The problem is that SENCOs are often not resourced or trained for the role, and many are already working at capacity. (The Update largely overlooks growing demand for special education and under-funding, but that’s a whole other article in itself, as are the likely effects of the proposals on ministry staff.)
It’s difficult to quantify the extra hours that Taylor’s SENCO role involves because each day is different, but she estimates it would be at least two hours a day on top of her other duties such as that of deputy principal.
So how does she define her role?
“It’s that overview and coordination of monitoring, and I don’t mean checklists, more checking, to make sure that things are happening because, especially with children whose IEPs aren’t so regular, you need someone to keep an eye on those, and coordinate the personnel.”
So it is a critical role, and one that most schools now have. Yet it is not recognised formally so there is no universally accepted job description or training and no automatic release time or management units attached it.
Principal Woollard says this is a significant weakness in the way special needs in schools are resourced and coordinated. “Having a SENCO role is good practice but nowhere does it say a school must have a SENCO.

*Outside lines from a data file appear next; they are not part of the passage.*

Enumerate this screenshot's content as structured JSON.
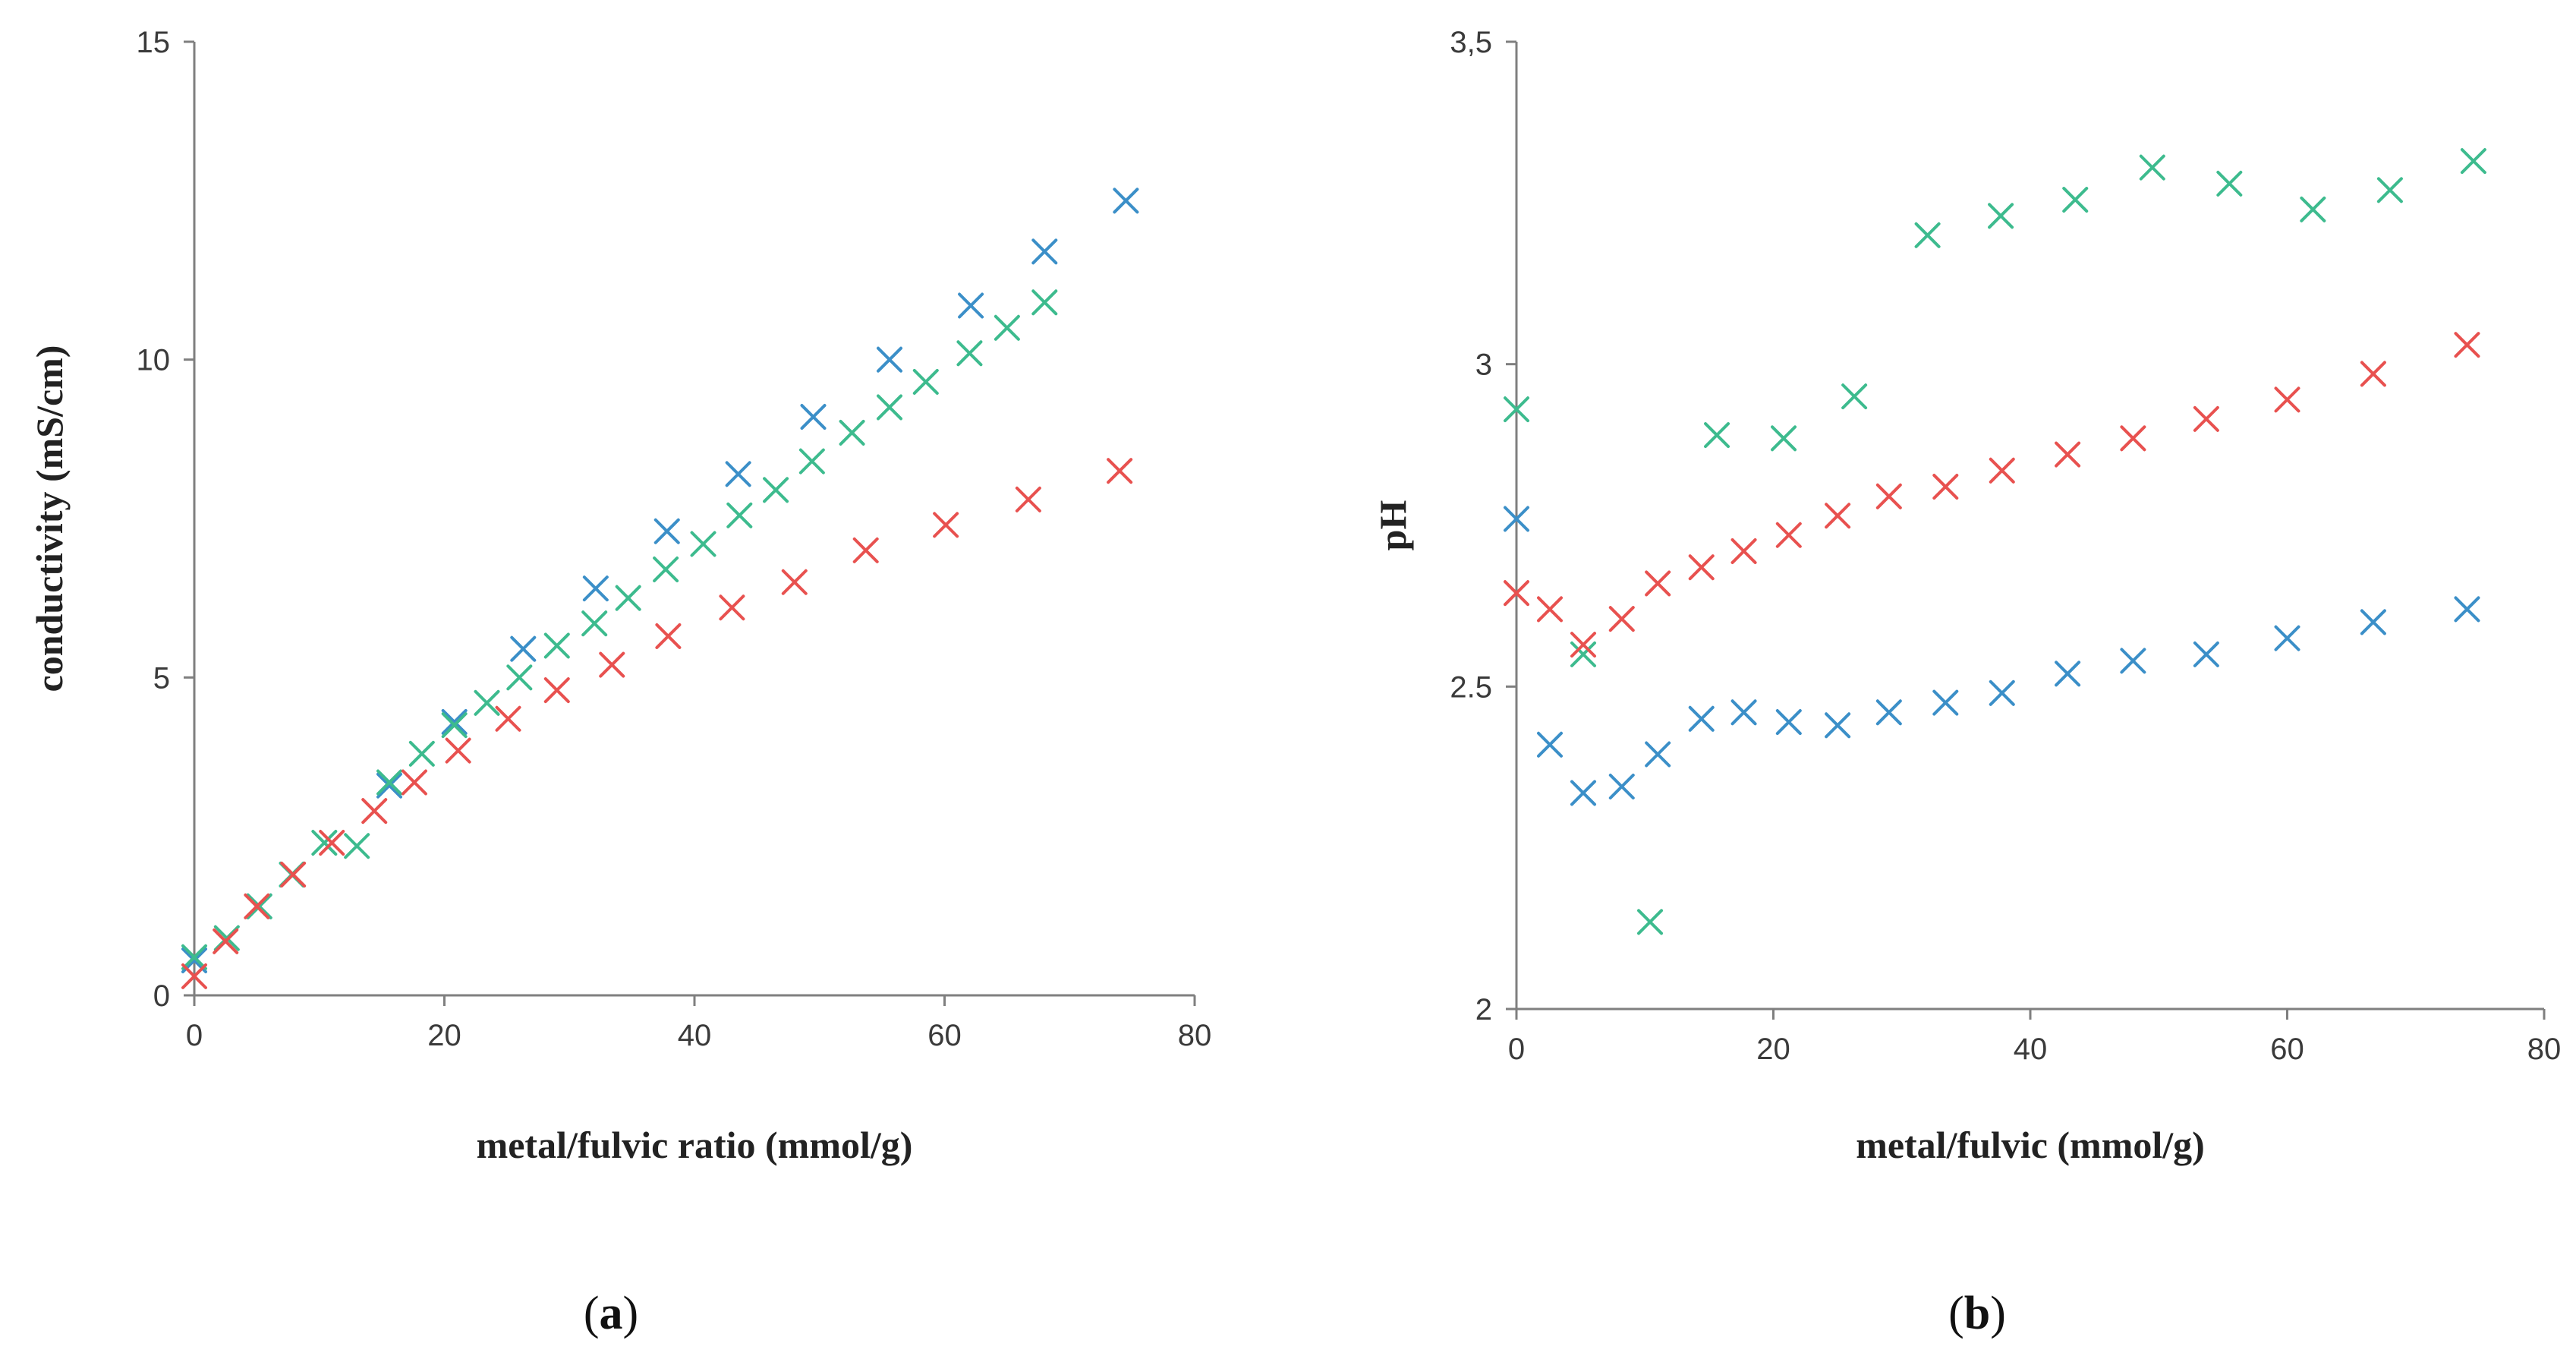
{
  "chart_data": [
    {
      "id": "a",
      "type": "scatter",
      "panel_label": "a",
      "xlabel": "metal/fulvic ratio (mmol/g)",
      "ylabel": "conductivity (mS/cm)",
      "xlim": [
        0,
        80
      ],
      "ylim": [
        0,
        15
      ],
      "xticks": [
        0,
        20,
        40,
        60,
        80
      ],
      "yticks": [
        0,
        5,
        10,
        15
      ],
      "ytick_labels": [
        "0",
        "5",
        "10",
        "15"
      ],
      "grid": false,
      "legend": "none",
      "series": [
        {
          "color": "#3b8fc8",
          "x": [
            0,
            5.2,
            15.6,
            20.8,
            26.3,
            32.1,
            37.8,
            43.5,
            49.5,
            55.6,
            62.1,
            68.0,
            74.5
          ],
          "y": [
            0.55,
            1.4,
            3.3,
            4.3,
            5.45,
            6.4,
            7.3,
            8.2,
            9.1,
            10.0,
            10.85,
            11.7,
            12.5
          ]
        },
        {
          "color": "#3dbb8e",
          "x": [
            0,
            2.6,
            5.2,
            7.8,
            10.4,
            13.0,
            15.6,
            18.2,
            20.8,
            23.4,
            26.0,
            29.0,
            32.0,
            34.7,
            37.7,
            40.7,
            43.6,
            46.5,
            49.4,
            52.6,
            55.6,
            58.5,
            62.0,
            65.0,
            68.0
          ],
          "y": [
            0.6,
            0.9,
            1.4,
            1.9,
            2.4,
            2.35,
            3.35,
            3.8,
            4.25,
            4.6,
            5.0,
            5.5,
            5.85,
            6.25,
            6.7,
            7.1,
            7.55,
            7.95,
            8.4,
            8.85,
            9.25,
            9.65,
            10.1,
            10.5,
            10.9
          ]
        },
        {
          "color": "#e8514f",
          "x": [
            0,
            2.5,
            5.0,
            7.9,
            11.0,
            14.4,
            17.6,
            21.1,
            25.1,
            29.0,
            33.4,
            37.9,
            43.0,
            48.0,
            53.7,
            60.1,
            66.7,
            74.0
          ],
          "y": [
            0.3,
            0.85,
            1.4,
            1.9,
            2.4,
            2.9,
            3.35,
            3.85,
            4.35,
            4.8,
            5.2,
            5.65,
            6.1,
            6.5,
            7.0,
            7.4,
            7.8,
            8.25
          ]
        }
      ]
    },
    {
      "id": "b",
      "type": "scatter",
      "panel_label": "b",
      "xlabel": "metal/fulvic (mmol/g)",
      "ylabel": "pH",
      "xlim": [
        0,
        80
      ],
      "ylim": [
        2,
        3.5
      ],
      "xticks": [
        0,
        20,
        40,
        60,
        80
      ],
      "yticks": [
        2,
        2.5,
        3,
        3.5
      ],
      "ytick_labels": [
        "2",
        "2.5",
        "3",
        "3,5"
      ],
      "grid": false,
      "legend": "none",
      "series": [
        {
          "color": "#3b8fc8",
          "x": [
            0,
            2.6,
            5.2,
            8.2,
            11.0,
            14.4,
            17.7,
            21.2,
            25.0,
            29.0,
            33.4,
            37.8,
            42.9,
            48.0,
            53.7,
            60.0,
            66.7,
            74.0
          ],
          "y": [
            2.76,
            2.41,
            2.335,
            2.345,
            2.395,
            2.45,
            2.46,
            2.445,
            2.44,
            2.46,
            2.475,
            2.49,
            2.52,
            2.54,
            2.55,
            2.575,
            2.6,
            2.62
          ]
        },
        {
          "color": "#3dbb8e",
          "x": [
            0,
            5.2,
            10.4,
            15.6,
            20.8,
            26.3,
            32.0,
            37.7,
            43.5,
            49.5,
            55.5,
            62.0,
            68.0,
            74.5
          ],
          "y": [
            2.93,
            2.55,
            2.135,
            2.89,
            2.885,
            2.95,
            3.2,
            3.23,
            3.255,
            3.305,
            3.28,
            3.24,
            3.27,
            3.315
          ]
        },
        {
          "color": "#e8514f",
          "x": [
            0,
            2.6,
            5.2,
            8.2,
            11.0,
            14.4,
            17.7,
            21.2,
            25.0,
            29.0,
            33.4,
            37.8,
            42.9,
            48.0,
            53.7,
            60.0,
            66.7,
            74.0
          ],
          "y": [
            2.645,
            2.62,
            2.565,
            2.605,
            2.66,
            2.685,
            2.71,
            2.735,
            2.765,
            2.795,
            2.81,
            2.835,
            2.86,
            2.885,
            2.915,
            2.945,
            2.985,
            3.03
          ]
        }
      ]
    }
  ]
}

“What’s been making it more difficult is the large, and growing, number of children with high needs who are not ORS funded, or supported through high health funding or special behaviour funding. Every principal I talk to talks about that seemingly growing number of children who are finding it difficult to be part of a school.”
She strongly backs the campaign by NZEI Te Riu Roa to formalise the SENCO role and for additional staffing units to resource it.
This was one of the key messages, along with underfunding, raised in the Special Education consultation run by the ministry last year.
In response to questions from EA about the need for funding for the role, the ministry’s head of Special Education Dr David Wales said that schools are already funded for it from school staffing entitlements (which would be abolished by the government’s proposed funding reforms) and operational grants (which have been frozen).
But he did add that, “SENCOs are a very important part of supporting the additional learning needs of children, and they will continue to be important.
“We are planning to identify a small number of schools and/or Communities of Learning to develop and test more coherent approaches to learning support. This will take into account resourcing, models of service delivery; roles (such as SENCO roles); and staff capability needs to improve access and provision of learning support within a community.”
Meantime, NZEI Te Riu Roa members will continue to campaign for proper recognition and resourcing of the SENCO role.